Servicio is a Raleigh-based team of engineers, designers, and operators who spent a lot of time in trucks before they spent any time in code. We're building the tool we wished existed.
In 2023, our founder's family took over a lawn-care business in central North Carolina — 40 accounts, two trucks, and a three-ring binder of routing notes that made perfect sense to the previous owner and no sense to anyone else. The first six months were an archaeology project: decoding the binder, rebuilding the spreadsheet of invoices, and figuring out why Tuesdays had always been a disaster.
The software options were worse than the binder. Jobber was built for everyone and nobody — plumbers, cleaners, movers, landscapers, all sharing one UI that worked mediocrely for all of them. Skimmer was pool-only. GorillaDesk felt like a desktop tool from 2014. Everything assumed English-only crews. Everything assumed a front-office staff the shop couldn't afford. Everything cost more per month than the shop was willing to pay without a clear line of sight to the value.
We wrote down the features we needed on a napkin. Most of them were features our crew lead had been asking for in Spanish for two years. None of them were features any of the existing tools shipped.
That became the plan. Build what the crew and the owner actually need, not what field-service software has historically offered. Start with gardening and pool because we knew them; expand to pest, snow, and cleaning because the shape of the work is the same. Be bilingual from day one because the people doing the work are. Be honest about pricing because our own family business couldn't afford to be the mark.
Three principles govern every decision we make:
Communication is the product. Field-service shops lose more customers to silence than to bad service. Every feature we ship answers the question "does this help the homeowner know what's happening?" — from the "on the way" SMS to the bilingual portal to the unified inbox.

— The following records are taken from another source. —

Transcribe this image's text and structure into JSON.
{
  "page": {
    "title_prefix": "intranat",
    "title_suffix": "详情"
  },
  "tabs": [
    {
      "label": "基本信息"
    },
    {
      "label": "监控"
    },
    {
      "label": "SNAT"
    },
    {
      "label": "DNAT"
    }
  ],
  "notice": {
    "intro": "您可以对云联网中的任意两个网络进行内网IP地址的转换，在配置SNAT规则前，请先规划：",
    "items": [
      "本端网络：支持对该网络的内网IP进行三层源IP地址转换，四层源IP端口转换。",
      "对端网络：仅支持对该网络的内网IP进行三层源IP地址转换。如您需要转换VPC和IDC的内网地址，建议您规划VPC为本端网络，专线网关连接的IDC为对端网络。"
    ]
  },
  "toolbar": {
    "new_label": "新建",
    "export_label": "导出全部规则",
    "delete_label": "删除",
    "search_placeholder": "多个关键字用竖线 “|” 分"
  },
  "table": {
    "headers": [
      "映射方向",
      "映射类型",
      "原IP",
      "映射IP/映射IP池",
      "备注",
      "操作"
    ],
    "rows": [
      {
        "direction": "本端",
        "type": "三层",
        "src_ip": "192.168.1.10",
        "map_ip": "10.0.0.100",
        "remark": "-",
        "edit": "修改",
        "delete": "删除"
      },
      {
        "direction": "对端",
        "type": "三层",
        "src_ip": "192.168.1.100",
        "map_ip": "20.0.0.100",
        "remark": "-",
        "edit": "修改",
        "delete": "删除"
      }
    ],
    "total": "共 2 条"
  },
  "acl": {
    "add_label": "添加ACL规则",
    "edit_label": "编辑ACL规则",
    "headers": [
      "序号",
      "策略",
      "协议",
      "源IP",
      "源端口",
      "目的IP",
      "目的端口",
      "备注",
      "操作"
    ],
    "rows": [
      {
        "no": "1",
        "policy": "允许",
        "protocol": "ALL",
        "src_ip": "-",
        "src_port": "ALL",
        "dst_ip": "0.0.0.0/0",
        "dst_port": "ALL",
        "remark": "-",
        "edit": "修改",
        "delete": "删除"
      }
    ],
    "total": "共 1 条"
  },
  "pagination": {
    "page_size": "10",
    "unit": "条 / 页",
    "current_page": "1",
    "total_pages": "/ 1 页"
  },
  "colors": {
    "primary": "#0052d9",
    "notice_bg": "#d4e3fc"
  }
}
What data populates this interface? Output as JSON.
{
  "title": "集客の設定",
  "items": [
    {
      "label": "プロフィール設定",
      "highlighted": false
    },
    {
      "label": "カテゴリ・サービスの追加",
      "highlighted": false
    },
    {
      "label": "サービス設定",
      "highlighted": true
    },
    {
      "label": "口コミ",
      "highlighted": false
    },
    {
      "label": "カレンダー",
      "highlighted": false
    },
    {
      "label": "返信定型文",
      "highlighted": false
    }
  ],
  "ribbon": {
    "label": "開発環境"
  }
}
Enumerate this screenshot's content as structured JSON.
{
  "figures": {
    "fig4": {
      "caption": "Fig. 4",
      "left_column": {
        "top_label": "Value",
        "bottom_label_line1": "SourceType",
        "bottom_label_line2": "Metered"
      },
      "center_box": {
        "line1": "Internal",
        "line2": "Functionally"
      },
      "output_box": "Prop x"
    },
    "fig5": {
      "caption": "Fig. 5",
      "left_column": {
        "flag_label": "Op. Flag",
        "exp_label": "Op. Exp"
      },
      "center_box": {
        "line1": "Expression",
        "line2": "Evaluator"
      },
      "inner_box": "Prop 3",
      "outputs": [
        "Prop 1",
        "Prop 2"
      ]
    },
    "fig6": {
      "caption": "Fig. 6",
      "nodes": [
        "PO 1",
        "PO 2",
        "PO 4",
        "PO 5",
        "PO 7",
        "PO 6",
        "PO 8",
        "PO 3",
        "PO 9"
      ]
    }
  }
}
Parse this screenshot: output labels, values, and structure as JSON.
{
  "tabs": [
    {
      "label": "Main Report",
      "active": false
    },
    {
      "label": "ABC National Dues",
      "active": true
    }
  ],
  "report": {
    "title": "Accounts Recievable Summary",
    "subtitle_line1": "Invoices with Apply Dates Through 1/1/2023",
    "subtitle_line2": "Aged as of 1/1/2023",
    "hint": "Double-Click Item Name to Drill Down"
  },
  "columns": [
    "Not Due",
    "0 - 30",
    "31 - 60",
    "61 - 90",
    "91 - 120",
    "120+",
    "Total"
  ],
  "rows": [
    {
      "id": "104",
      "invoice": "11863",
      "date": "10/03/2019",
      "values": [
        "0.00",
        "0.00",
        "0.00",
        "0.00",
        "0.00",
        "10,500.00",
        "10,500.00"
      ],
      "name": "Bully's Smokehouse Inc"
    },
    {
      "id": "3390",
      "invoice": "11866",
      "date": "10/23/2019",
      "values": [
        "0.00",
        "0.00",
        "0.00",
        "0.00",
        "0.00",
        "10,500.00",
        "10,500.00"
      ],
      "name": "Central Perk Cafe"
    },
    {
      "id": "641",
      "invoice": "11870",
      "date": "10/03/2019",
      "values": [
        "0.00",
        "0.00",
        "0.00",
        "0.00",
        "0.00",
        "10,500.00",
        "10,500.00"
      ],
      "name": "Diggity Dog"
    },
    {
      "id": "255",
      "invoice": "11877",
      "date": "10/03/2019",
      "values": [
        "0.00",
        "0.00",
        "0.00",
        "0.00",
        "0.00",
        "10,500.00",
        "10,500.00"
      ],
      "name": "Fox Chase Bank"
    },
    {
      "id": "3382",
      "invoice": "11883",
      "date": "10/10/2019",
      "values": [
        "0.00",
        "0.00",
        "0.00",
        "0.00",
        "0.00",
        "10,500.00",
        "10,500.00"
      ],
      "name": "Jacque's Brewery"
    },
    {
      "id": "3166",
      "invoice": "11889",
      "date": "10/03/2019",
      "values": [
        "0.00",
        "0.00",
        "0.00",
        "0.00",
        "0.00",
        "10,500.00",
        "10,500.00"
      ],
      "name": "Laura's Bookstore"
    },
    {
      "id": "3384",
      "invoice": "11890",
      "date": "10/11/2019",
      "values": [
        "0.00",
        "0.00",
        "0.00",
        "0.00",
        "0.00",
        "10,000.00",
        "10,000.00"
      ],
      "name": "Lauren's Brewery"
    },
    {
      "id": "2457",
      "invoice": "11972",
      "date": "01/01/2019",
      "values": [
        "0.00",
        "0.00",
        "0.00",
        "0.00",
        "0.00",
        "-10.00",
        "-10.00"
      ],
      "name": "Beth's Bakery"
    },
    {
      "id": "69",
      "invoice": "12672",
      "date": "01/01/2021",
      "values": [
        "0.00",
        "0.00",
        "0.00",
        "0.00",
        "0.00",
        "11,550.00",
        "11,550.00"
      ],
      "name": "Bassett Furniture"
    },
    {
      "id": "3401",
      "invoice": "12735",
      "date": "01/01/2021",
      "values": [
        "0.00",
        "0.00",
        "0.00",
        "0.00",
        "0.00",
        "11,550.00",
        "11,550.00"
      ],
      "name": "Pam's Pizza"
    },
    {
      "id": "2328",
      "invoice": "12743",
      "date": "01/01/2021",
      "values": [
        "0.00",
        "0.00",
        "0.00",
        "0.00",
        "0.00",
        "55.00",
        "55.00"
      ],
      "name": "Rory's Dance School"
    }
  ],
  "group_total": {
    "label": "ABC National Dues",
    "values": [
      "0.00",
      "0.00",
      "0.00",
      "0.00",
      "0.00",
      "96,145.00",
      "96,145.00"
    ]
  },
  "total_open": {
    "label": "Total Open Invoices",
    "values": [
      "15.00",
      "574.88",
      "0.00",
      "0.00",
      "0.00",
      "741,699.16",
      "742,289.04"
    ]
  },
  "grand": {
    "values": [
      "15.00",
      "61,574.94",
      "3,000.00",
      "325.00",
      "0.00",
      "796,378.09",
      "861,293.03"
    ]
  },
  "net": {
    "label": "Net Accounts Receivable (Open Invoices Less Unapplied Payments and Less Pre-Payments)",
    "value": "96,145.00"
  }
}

Vertical depth over horizontal breadth. We are not trying to be the tool for every home-service business. We are trying to be the best tool for outdoor-trades businesses — lawn, pool, pest, snow, cleaning. We will always be deeper on pool chemistry than a horizontal tool. We will always have better bilingual support. We will always understand seasonal transitions better than a competitor serving 12 verticals.
AI as leverage, not as a feature list. We built four AI moments — draft dunning, summarize visits, suggest replies, translate messages — and we will not ship a fifth until it earns its place. Every AI call has a graceful fallback; every call is audit-logged; every tenant controls a monthly budget. AI is a tool in the kit, not the kit.
Servicio's engineering team is based in Raleigh, NC, with a fully-remote complement that spans three time zones. Our design and GTM functions are in Austin, Charlotte, and Brooklyn. Our customers are everywhere: from Vancouver Island to the Florida Panhandle, with the largest concentrations in Texas, California, Arizona, and the Carolinas.
We are a Series A company (closed Oct 2025, $14M led by Forge Ventures with Homebrew and a16z participating). We are not in a rush to go public. We are in a rush to be the default operating system for every outdoor-trade shop in North America.
We would rather ship one feature that changes the operation than ten that change the changelog. When a customer asks for something, we ask: what would change about their Tuesday?
The owner signs the check. The crew decides whether the shop keeps using us six months from now. Every UI decision favors the person wearing work boots in the yard, not the person buying the subscription.
Flat tiers. No per-seat fees. No per-invoice fees. No "call us to upgrade." If we raise prices we tell you in advance, with a reason, and grandfather existing tenants when we can.
Every interface, every notification, every AI call operates bilingually by default. We hired native-speaker crew leads to review our Spanish UI before we shipped a public beta. That was the bar.
Twelve full-time people. Five advisors. Zero middle management. We will stay this way for as long as we can.
We don't have an open job posting as of May 2026, but we're always open to meeting strong engineers, designers, and customer-success people — especially native Spanish or Portuguese speakers with field-service experience.